Poster Presentation Clinical Oncology Society of Australia Annual Scientific Meeting 2017

Using a multidisciplinary meeting to provide contemporaneous breast cancer data (#145)

June Rose 1 , Amy Hains 1 , Karen Partridge 1
  1. Illawarra Shoalhaven Local Health District, WOLLONGONG, NSW, Australia


To provide feedback to clinicians on breast cancer cases at the beginning of the patients’ journey


Data was collated for patients discussed at fortnightly breast cancer multidisciplinary meetings (MDM) between 01/07/2016 and 30/06/2017. Clinicians’ referral forms, patients’ histopathology results, meeting recommendations, and documentation in the oncology information system (OIS) were used to source data.


278 cases were discussed: 29 patients presented with disease progression or recurrence; 8 had a benign lesion; a diagnosis of an unknown primary was deemed not to be breast cancer; and 240 patients with a newly diagnosed breast cancer were presented. An additional 24 patients were referred to the MDM but not discussed.

Referral forms for newly diagnosed patients indicated: 3 were males; the mean age of all at diagnosis was 62 years (median 63, range 25 to 93 years). Symptomatic / self-detected accounted for 53% (n127) of presentations, with 28% (n68) being diagnosed by Breast Screen.

Histopathology revealed 81.25% (n195) to be ductal carcinomas; with 10% (n24) of all cases being in situ cancers. Three patients had bi-lateral cancers; 22 were triple negative and 27 HER2 positive.  With the exception of one, who declined treatment, all HER2 positive cases had Trastuzumab included in their neo and/or adjuvant chemotherapy protocol. 
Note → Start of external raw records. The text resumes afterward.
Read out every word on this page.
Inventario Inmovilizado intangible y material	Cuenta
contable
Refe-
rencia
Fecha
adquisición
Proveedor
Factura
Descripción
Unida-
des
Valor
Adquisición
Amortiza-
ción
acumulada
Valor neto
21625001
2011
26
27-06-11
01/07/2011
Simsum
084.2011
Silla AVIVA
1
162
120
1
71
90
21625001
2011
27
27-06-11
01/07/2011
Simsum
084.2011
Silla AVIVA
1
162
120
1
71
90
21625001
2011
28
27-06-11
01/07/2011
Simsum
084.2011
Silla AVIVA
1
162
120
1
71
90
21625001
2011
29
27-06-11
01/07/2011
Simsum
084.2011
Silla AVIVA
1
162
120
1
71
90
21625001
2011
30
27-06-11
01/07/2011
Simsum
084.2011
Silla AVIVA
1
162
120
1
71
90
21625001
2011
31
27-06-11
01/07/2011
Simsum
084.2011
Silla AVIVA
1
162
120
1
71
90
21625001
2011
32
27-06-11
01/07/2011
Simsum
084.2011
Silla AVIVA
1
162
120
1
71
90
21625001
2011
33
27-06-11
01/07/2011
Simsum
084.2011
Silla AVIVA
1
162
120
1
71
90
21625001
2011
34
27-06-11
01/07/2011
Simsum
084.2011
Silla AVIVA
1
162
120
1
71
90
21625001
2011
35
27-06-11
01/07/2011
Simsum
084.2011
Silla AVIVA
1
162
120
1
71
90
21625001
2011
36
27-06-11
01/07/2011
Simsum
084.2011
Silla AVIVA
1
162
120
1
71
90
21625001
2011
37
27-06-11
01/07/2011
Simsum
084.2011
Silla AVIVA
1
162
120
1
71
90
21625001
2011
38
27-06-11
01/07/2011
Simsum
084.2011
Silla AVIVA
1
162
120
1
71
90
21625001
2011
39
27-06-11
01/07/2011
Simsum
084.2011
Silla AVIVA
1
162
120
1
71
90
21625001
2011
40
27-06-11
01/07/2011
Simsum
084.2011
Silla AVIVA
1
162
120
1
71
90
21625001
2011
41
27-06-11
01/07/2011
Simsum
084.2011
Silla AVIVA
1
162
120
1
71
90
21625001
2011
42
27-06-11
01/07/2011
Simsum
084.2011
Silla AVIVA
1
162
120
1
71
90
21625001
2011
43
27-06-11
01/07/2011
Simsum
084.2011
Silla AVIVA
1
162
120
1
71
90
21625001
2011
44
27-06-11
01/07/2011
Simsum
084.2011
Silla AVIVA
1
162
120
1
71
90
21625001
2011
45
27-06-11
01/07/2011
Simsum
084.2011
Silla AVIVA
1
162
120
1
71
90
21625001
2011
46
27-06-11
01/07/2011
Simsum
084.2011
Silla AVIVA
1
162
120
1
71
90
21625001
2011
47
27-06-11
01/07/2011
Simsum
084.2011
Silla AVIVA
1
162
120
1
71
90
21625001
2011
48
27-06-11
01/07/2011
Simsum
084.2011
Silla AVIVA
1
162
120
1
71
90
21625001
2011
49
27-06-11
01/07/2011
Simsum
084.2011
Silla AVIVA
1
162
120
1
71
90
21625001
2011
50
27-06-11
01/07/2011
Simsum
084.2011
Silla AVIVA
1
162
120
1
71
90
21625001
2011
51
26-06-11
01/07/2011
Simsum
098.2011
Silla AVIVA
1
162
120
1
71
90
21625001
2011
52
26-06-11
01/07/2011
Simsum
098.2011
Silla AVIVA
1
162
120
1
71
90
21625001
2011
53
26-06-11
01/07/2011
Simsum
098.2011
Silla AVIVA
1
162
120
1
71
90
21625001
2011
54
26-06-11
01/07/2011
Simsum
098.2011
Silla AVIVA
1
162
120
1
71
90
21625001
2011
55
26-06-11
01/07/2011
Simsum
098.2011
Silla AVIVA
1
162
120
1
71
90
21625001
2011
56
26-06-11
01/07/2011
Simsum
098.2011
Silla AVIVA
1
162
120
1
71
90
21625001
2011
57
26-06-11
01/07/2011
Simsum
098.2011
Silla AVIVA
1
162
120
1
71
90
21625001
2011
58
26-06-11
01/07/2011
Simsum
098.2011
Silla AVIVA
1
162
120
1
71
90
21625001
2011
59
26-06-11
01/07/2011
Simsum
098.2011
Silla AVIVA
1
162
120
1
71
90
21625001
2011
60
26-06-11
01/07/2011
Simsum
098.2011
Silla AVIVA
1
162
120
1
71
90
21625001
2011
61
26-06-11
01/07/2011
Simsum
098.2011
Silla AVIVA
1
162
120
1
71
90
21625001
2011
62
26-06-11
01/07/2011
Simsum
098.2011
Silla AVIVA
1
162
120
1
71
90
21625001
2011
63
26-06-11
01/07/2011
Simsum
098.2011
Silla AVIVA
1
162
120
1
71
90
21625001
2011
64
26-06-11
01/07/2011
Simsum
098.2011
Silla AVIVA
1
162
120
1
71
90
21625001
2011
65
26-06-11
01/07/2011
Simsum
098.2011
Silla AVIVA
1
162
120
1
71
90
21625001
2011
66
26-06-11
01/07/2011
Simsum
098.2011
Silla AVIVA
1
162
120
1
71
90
Using MDM summaries and OIS records, staging was extrapolated for all newly diagnosed cases; with stage IA (n91) and IIA (n56) accounting for 60% of cases. Wide local excision was the initial surgery for 68.3% (n164); unilateral mastectomy the surgical intervention for 58, bilateral mastectomy for 9; and sentinel lymph node biopsies were performed on 72.5% (n174) of cases.


MDM data is a rich contemporaneous source of data that can be used to identify eligible patients for inclusion in clinical trials, genetic consultation; and evaluation of adherence to MDM recommendations.